The Millions has a great post about John Green’s The Fault in Our Stars and how we talk about books that make an emotional impact. Janet Potter says that she and others recommend The Fault in Our Stars by saying how much they cried/their friend will cry/etc, but she recognizes that’s an incomplete shorthand for ‘This book made me feel very deep emotions, some of them being sadness and grief, but also emotions of hope and love.’ Potter says:
“What we’re trying to say is: this book mattered deeply to me, I think it could matter deeply to you too. At some point I stopped experiencing this book as fiction, and started experiencing it personally. I read fiction so that the characters’ stories, for the time that I’m reading the book, or hopefully longer, will be important to me. And for as many books as I go through, it’s rare for one to succeed. What we’re trying to say to each other is that this is one of those rare books; that you will love the characters the way you love real people, they will make you laugh and cry and want to live a better life. We’re saying, I felt something transforming. You should feel it too.”
That’s a fantastic way to describe what happens when you emotionally connect with a book. I certainly felt that with The Fault in Our Stars and have with many other books as well.
That said, Potter’s post got me thinking about a slightly different issue–the expectation of a book actually making you cry. Again, it’s very common to say, “Oh my gosh, read this, you’re totally going to cry.” But what happens when a reader doesn’t have that physical emotional reaction? Does that mean you didn’t connect with the book as much as a reader who did cry? Do we put too much focus on the act of crying?

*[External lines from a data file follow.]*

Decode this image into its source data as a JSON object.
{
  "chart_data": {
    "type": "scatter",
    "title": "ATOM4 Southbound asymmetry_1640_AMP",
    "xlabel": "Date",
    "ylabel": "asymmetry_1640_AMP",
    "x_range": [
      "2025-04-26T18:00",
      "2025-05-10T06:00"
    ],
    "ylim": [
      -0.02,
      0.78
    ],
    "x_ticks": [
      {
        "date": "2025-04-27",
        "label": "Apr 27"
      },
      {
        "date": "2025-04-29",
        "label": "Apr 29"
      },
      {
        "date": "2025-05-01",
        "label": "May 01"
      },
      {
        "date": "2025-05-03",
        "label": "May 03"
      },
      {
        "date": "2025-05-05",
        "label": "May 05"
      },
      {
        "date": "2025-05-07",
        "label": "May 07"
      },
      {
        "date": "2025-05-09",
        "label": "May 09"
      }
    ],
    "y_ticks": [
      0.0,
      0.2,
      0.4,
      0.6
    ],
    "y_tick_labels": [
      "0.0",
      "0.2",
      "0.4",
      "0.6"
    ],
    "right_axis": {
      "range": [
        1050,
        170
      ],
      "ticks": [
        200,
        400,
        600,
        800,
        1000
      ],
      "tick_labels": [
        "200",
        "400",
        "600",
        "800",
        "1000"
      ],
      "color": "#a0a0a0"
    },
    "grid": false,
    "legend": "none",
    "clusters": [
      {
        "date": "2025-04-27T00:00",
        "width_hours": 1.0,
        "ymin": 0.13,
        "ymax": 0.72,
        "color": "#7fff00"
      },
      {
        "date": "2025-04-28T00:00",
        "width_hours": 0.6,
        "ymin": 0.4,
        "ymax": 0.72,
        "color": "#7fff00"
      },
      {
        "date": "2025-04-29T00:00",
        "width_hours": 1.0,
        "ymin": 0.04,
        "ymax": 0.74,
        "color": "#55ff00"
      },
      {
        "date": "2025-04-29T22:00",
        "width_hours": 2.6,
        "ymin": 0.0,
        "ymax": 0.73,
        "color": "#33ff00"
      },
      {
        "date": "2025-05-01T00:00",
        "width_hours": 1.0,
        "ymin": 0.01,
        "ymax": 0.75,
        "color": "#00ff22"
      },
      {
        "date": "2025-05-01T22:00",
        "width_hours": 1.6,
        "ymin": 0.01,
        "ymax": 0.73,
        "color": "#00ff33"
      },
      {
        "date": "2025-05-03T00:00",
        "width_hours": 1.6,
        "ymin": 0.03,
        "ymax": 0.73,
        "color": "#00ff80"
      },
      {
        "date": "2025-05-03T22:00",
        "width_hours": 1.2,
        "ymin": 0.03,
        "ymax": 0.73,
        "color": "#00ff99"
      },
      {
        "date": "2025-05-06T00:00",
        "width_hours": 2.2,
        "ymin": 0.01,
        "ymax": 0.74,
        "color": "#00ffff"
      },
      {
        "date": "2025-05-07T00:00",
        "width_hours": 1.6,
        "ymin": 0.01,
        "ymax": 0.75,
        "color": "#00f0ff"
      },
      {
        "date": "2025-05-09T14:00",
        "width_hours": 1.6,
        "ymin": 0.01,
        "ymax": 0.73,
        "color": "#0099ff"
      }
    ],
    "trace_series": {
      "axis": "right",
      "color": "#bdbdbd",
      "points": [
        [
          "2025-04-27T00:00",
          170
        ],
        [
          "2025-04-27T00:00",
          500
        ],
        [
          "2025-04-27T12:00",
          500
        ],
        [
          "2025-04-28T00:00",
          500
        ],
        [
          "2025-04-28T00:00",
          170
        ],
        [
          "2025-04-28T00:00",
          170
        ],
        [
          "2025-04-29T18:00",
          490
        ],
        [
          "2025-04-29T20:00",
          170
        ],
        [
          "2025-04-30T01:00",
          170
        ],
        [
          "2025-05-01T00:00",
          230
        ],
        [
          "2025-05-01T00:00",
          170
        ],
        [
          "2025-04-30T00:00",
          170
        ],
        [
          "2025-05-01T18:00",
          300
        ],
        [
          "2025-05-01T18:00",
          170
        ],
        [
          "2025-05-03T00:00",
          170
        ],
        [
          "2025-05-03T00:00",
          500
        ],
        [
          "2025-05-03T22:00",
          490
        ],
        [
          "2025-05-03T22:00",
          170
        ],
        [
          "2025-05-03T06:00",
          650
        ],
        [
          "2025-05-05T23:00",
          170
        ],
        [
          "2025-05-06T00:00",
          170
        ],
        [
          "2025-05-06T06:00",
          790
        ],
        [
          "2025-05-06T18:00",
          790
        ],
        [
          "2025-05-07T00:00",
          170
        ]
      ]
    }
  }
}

It might be just my icy heart, but I tend to shy away from equating tears with emotional connection. I’ve certainly cried at my fair share of books (and might have spent an evening hysterical over a recent production of Our Town), but there have been a lot of times that I’ve been deeply moved by a sad story and not teared up.
For example, in fifth grade we read Where the Red Fern Grows. When my friends and I were discussing it before class, they all said “Oh my gosh, I cried so hard at the end.” I felt so awkward admitting I didn’t cry. Of course I was touched by the story and felt very sad at the ending, but that didn’t mean I needed to cry about it. Similarly, I loved The Fault in Our Stars (and will say that it gave me “all the feelings”), but I didn’t cry over it. When I think back on TFiOS, I’m most reminded of Hazel and Augustus in Amsterdam and the beauty and sadness and hope in those scenes–and these feelings don’t necessarily make me want to cry.
Does that mean I’m a cylon? No. (I know, that’s totally something a cylon would say.) But I remember being in fifth grade and worrying that I wasn’t having an appropriate emotional reaction to Where the Red Fern Grows. I was sad, so why wasn’t I crying? The thing is, you don’t have to cry about something. Emotions don’t always have to get processed in the same way for everyone. Some people cry at sad books and find catharsis in that; others process their feelings of grief and loss differently. Both responses are okay.
In eighth grade I read Night by Elie Wiesel and spent the entire book hysterical; the ending of Of Mice and Men made me tearfully throw my book across the room; but I can count the number of times a book as actually elicited tears on one hand, whereas books I’ve read and felt a deep connection with are far more numerous.
Basically, I don’t think we should fault to the shorthand of “you’re totally going to cry” when we recommend deeply moving books. It’s selling our emotions short and sets up unreasonable expectations for emotional responses. So cry, don’t cry, whatever you need to do. Just don’t feel bad about your emotional reaction.